Cette semaine, le chirurgien général américain, le Dr Vivek Murthy, a appelé à avertissements sanitaires sur les réseaux sociaux pour les jeunes utilisateurs. Cet appel récent fait suite à un précédent Avis sur les médias sociaux et la santé mentale des jeuneségalement publié par le Surgeon General.

Les avertissements sanitaires sur les réseaux sociaux seraient analogues à ceux visibles sur les paquets de cigarettes, rappelant aux parents et aux jeunes les risques liés aux réseaux sociaux pour la santé mentale. Le chirurgien général a également appelé les écoles à devenir des environnements sans téléphone.

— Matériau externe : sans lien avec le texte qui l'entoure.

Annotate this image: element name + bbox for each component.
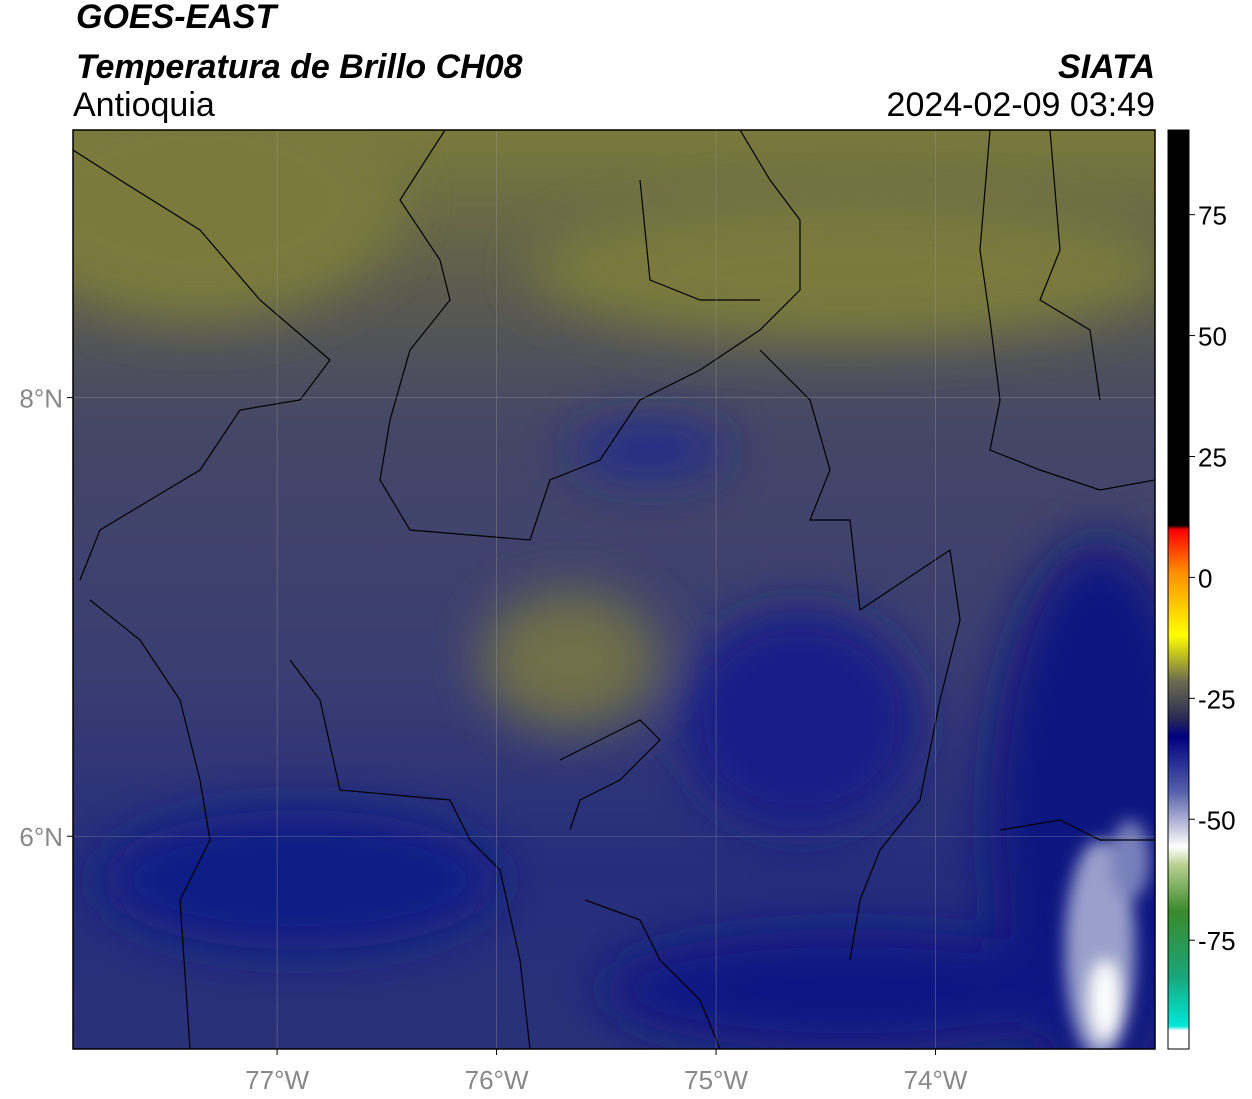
x-tick-label: 74°W <box>904 1065 968 1095</box>
x-tick-label: 77°W <box>245 1065 309 1095</box>
grid: 77°W 76°W 75°W 74°W 8°N 6°N <box>19 130 1155 1095</box>
colorbar-tick-label: 75 <box>1198 201 1227 231</box>
colorbar-tick-label: -25 <box>1198 684 1236 714</box>
colorbar-ticks: 75 50 25 0 -25 -50 -75 <box>1189 201 1236 956</box>
y-tick-label: 8°N <box>19 384 63 414</box>
x-tick-label: 75°W <box>684 1065 748 1095</box>
colorbar <box>1167 129 1190 1050</box>
colorbar-tick-label: 0 <box>1198 563 1212 593</box>
colorbar-tick-label: -75 <box>1198 926 1236 956</box>
map-frame <box>72 129 1156 1050</box>
subtitle: Temperatura de Brillo CH08 <box>76 48 523 86</box>
colorbar-tick-label: 25 <box>1198 442 1227 472</box>
colorbar-tick-label: 50 <box>1198 322 1227 352</box>
datetime: 2024-02-09 03:49 <box>887 86 1155 124</box>
y-tick-label: 6°N <box>19 822 63 852</box>
map-image <box>73 130 1155 1049</box>
region: Antioquia <box>73 86 215 124</box>
title: GOES-EAST <box>76 0 279 36</box>
colorbar-tick-label: -50 <box>1198 805 1236 835</box>
source: SIATA <box>1058 48 1155 86</box>
x-tick-label: 76°W <box>465 1065 529 1095</box>
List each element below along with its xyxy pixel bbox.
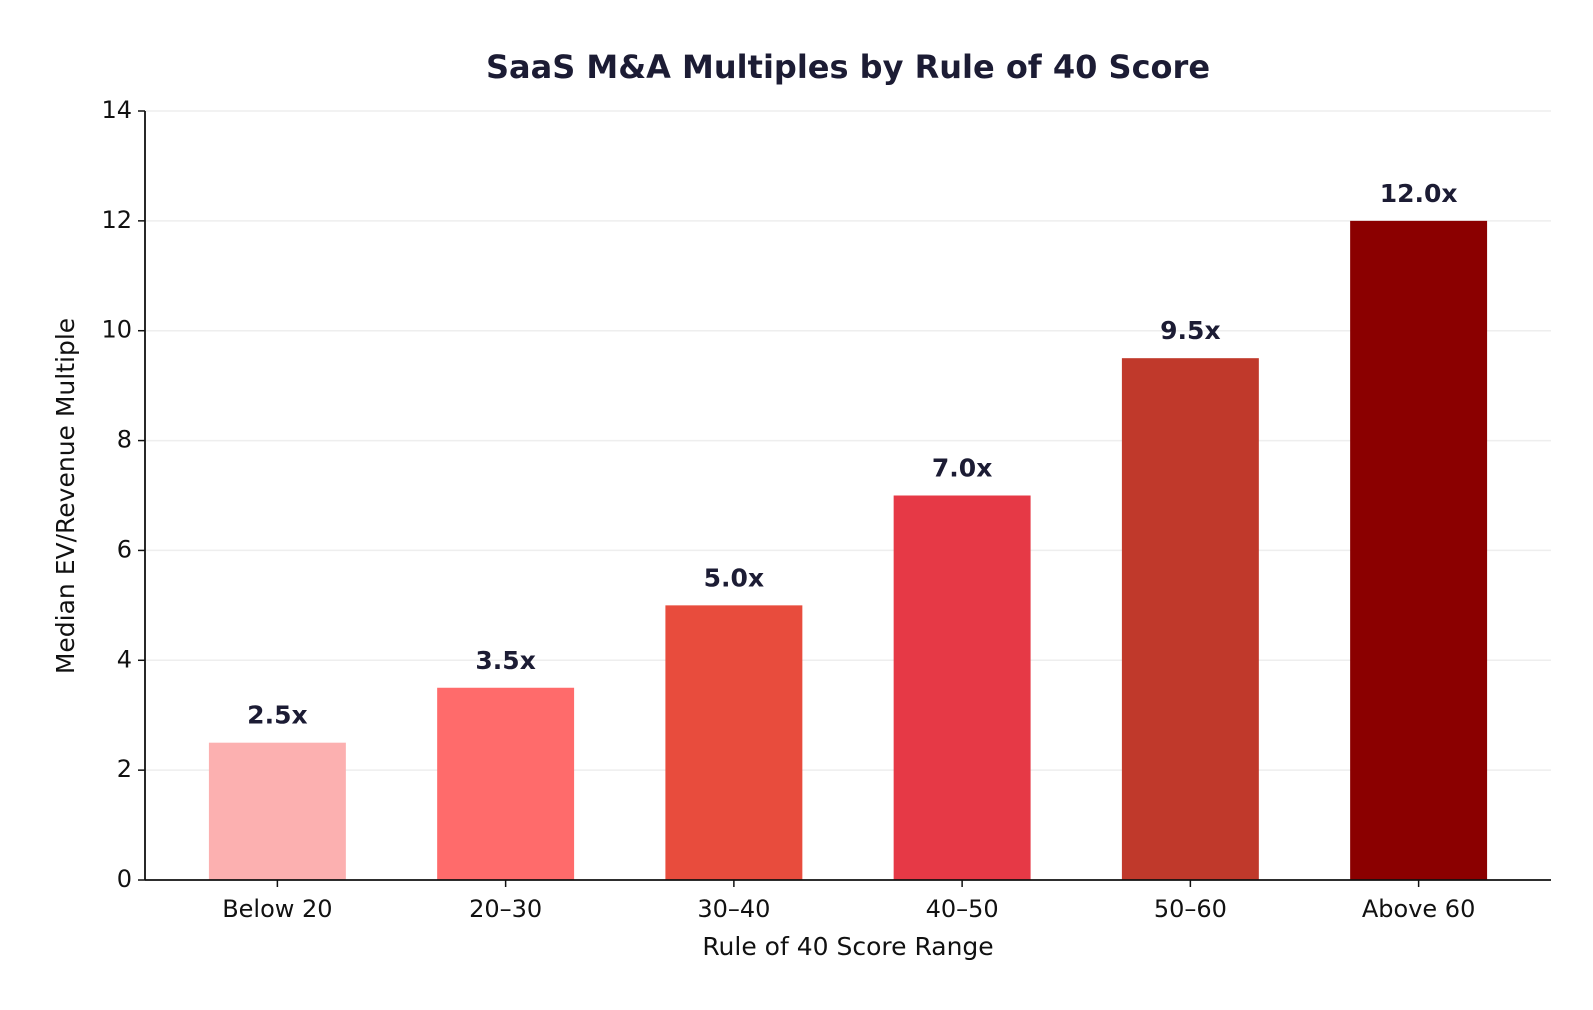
y-axis-label: Median EV/Revenue Multiple xyxy=(51,318,80,674)
y-tick-label: 14 xyxy=(101,96,132,124)
value-label: 3.5x xyxy=(475,646,535,675)
x-tick-label: Above 60 xyxy=(1362,895,1475,923)
x-tick-label: 50–60 xyxy=(1154,895,1227,923)
bar xyxy=(893,495,1031,880)
y-tick-label: 8 xyxy=(117,426,132,454)
y-tick-label: 4 xyxy=(117,645,132,673)
y-tick-label: 2 xyxy=(117,755,132,783)
bar xyxy=(665,605,803,880)
y-tick-label: 6 xyxy=(117,535,132,563)
x-tick-label: 20–30 xyxy=(469,895,542,923)
value-label: 7.0x xyxy=(932,454,992,483)
bar xyxy=(437,687,575,880)
bar xyxy=(208,742,346,880)
bar xyxy=(1121,358,1259,880)
x-tick-label: Below 20 xyxy=(222,895,332,923)
y-tick-label: 10 xyxy=(101,316,132,344)
y-tick-label: 12 xyxy=(101,206,132,234)
bar xyxy=(1350,220,1488,880)
value-label: 9.5x xyxy=(1160,316,1220,345)
value-label: 12.0x xyxy=(1380,179,1458,208)
value-label: 5.0x xyxy=(704,563,764,592)
x-tick-label: 30–40 xyxy=(697,895,770,923)
y-tick-label: 0 xyxy=(117,865,132,893)
chart-title: SaaS M&A Multiples by Rule of 40 Score xyxy=(486,48,1210,86)
value-label: 2.5x xyxy=(247,701,307,730)
x-axis-label: Rule of 40 Score Range xyxy=(702,932,993,961)
x-tick-label: 40–50 xyxy=(926,895,999,923)
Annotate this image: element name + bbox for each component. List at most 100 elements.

Bien que dans son éditorial, Murthy ait reconnu que les recherches sur ces sujets ne sont pas encore concluantes, il a également noté que nous «je n’ai pas le luxe d’attendre des informations parfaites« .

Les inquiétudes concernant l’utilisation des smartphones et l’impact des médias sociaux sur la santé mentale des enfants et des adolescents sont loin d’être nouvelles. Mais ils ont été relancés car de nouveaux avertissements sont suggérés et mis en place pour limiter leur utilisation. Des interdictions ou des restrictions sur les smartphones ont été adoptées dans les pays autour du monde bien que la manière dont ces restrictions fonctionnent dans la pratique varie. Plusieurs Provinces canadiennes mettent également en œuvre de telles restrictions.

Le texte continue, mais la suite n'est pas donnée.